Babbo Natale e San Nicola
Questo è l’esempio più alto, più significativo, ma ne possiamo citare altri, meno sintomatici, ma utili per capire il concetto. E se, come nella circostanza della nascita di Gesù, il paganesimo si è fatto cristianesimo, nel caso di Babbo Natale è il fatto contrario, è il cristianesimo che si è trasformato in paganesimo. Si, perchè Babbo Natale vide origine in San Nicola, santo vissuto nel IV secolo e festeggiato il 6 dicembre. Secondo la tradizione, San Nicola regalò una dote a tre fanciulle povere, perchè potessero andare in sposa, invece di darsi alla prostituzione, in un’altra occasione salvò tre bambini. Fu così, che nel Medioevo prese usanza, nel giorno in cui si festeggia il santo di commemorare tutti questi episodi, facendo piccoli regali ai bimbi. Con il passare dei secoli, in special modo nel Nord Europa, si appropriarono di questo commemorazione, trasformando San Nicola in Samiklaus, Sinterclaus o nel nome a noi più conosciuto di Santa Claus. Di li, il passo fu breve, i festeggiamenti si spostarono alla festa più vicina e più importante: il Natale. Si potrebbe continuare ancora e osservare che anche l’albero di Natale nasce dalle credenze popolari nordiche, così come le palline con cui viene decorato videro la loro genesi nella leggenda.

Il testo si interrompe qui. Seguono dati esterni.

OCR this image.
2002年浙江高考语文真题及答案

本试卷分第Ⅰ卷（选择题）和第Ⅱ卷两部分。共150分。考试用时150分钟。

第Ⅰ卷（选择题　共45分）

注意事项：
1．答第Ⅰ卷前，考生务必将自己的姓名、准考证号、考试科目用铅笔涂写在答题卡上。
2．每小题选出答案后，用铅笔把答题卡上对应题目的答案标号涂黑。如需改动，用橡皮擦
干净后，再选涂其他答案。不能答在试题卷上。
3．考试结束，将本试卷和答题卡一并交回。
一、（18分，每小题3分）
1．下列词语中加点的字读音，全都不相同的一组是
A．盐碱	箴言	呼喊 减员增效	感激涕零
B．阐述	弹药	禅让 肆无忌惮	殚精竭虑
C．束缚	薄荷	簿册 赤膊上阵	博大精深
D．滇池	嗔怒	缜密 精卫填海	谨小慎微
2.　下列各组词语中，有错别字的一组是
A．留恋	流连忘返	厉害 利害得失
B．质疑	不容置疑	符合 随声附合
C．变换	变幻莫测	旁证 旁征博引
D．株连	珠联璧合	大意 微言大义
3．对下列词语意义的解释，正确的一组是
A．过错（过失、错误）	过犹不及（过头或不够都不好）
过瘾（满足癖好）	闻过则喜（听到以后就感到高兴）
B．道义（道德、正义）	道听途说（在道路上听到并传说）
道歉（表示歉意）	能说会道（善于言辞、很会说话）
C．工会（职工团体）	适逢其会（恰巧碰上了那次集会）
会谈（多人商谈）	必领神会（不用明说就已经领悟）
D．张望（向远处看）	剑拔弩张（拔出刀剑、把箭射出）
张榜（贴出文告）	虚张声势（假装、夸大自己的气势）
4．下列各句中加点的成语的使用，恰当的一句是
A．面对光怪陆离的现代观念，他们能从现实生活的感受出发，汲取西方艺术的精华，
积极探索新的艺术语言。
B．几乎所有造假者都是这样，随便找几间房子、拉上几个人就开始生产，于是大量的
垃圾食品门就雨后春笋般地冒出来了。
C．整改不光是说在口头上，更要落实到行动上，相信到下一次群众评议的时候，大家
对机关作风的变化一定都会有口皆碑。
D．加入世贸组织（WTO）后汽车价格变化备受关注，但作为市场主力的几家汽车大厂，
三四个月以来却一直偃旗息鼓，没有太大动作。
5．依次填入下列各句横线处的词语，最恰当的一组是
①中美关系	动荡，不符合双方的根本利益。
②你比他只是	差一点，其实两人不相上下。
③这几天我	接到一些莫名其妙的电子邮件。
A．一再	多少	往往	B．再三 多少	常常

Insomma, tutto quello che è legato al Natale è ammantato di leggenda, favola e allegoria e a tutto questo non si poteva sottrarre la Garfagnana, una delle culle di questi tradizionali racconti e allora seguitemi faremo un viaggio in alcune delle leggende di Natale della Garfagnana.
LO ZINEBRO
Ginepro
In Garfagnana c’è l’usanza di fare l’albero di Natale con il Ginepro, mai con l’abate, nemmeno con il pino, solamente con lo zinepro (come si dice in dialetto). E sapete il perche? Perchè quando San Giuseppe e la Madonna scapparono per andare in Egitto e il perfido Erode dava la caccia a tutti i bambini, fu proprio lo zinepro che salvò Gesù, comportandosi meglio delle altre piante. Era una notte buia e tempestosa, pioveva a più non posso, e dopo la pioggia anche la neve. Il povero San Giuseppe non sapeva come fare a riparare dal maltempo se stesso e Maria, non c’era l’ombra di una capanna, nemmanco di un metato, di fronte a se aveva solamente selve. Videro allora una ginestra e gli chiesero riparo, la ginestra stizzita le mandò via. Gambe in spalla allora, finchè non videro una bella scopa (n.d.r: un’erica), alta e frondosa, all’ennesima pietosa richiesta di riparo la scopa ebbe a dire:– Surtitimi di torno, io nun ne vo’ sapè di voialtri. E poi se per disgrazia passa Erode e vi trova qui sotto mi brugia anco me. Surtitimi di torno v’ho ditto!- Intanto continuava a nevicare copiosamente e ai due poveri sposi non rimaneva altro che cercare un albero benevolo. La stanchezza però oramai le stava vincendo, fino a che non scorsero uno zinepro, anche a lui chiesero riparo:- Vinite, vinite pure– gli rispose e per ripararli meglio e perchè Erode non li trovasse protese i suoi aghi in avanti – Cusì se viene Erode si punge tutto-. Il malvagio tiranno passò, ma non le trovò. Il mattino dopo aveva smesso di nevicare e finalmente San Giuseppe e la Madonna ripresero la strada per l’Egitto. Da quel giorno per i garfagnini lo zinepro diventò il loro albero di Natale.
I RE MAGI SULLA PANIA
L’impronta dei cammelli sulla Pania
Credeteci pure, c’è una notte, fra Natale e la Befana che i Re Magi passano sopra la Pania, sui loro cammelli alati. Veleggiando sui nostri monti si dirigono verso Betlemme, guidati da una stella maestra. Quello che è certo che la strada è lunga da fare, il percorso è improbo e le Apuane sono uno scoglio duro da superare. Quello è proprio il periodo del maltempo, pioggia e bufere di neve sono all’ordine del giorno e i venti che spirano dal mare creano un muro di nebbia invalicabile, infatti quando i tre Re passano proprio sulla vetta della Pania della Croce i cammelli repentinamente si abbassano dirigendosi verso il monte, prendendo da li lo slancio verso il mare. Nel punto esatto dove gli zoccoli dei quadrupedi toccano la cima, lasciano l’impronta dei loro zoccoli e nel cielo uno sfavillio di scintille, che vengono giù come luccicanti stelle cadenti.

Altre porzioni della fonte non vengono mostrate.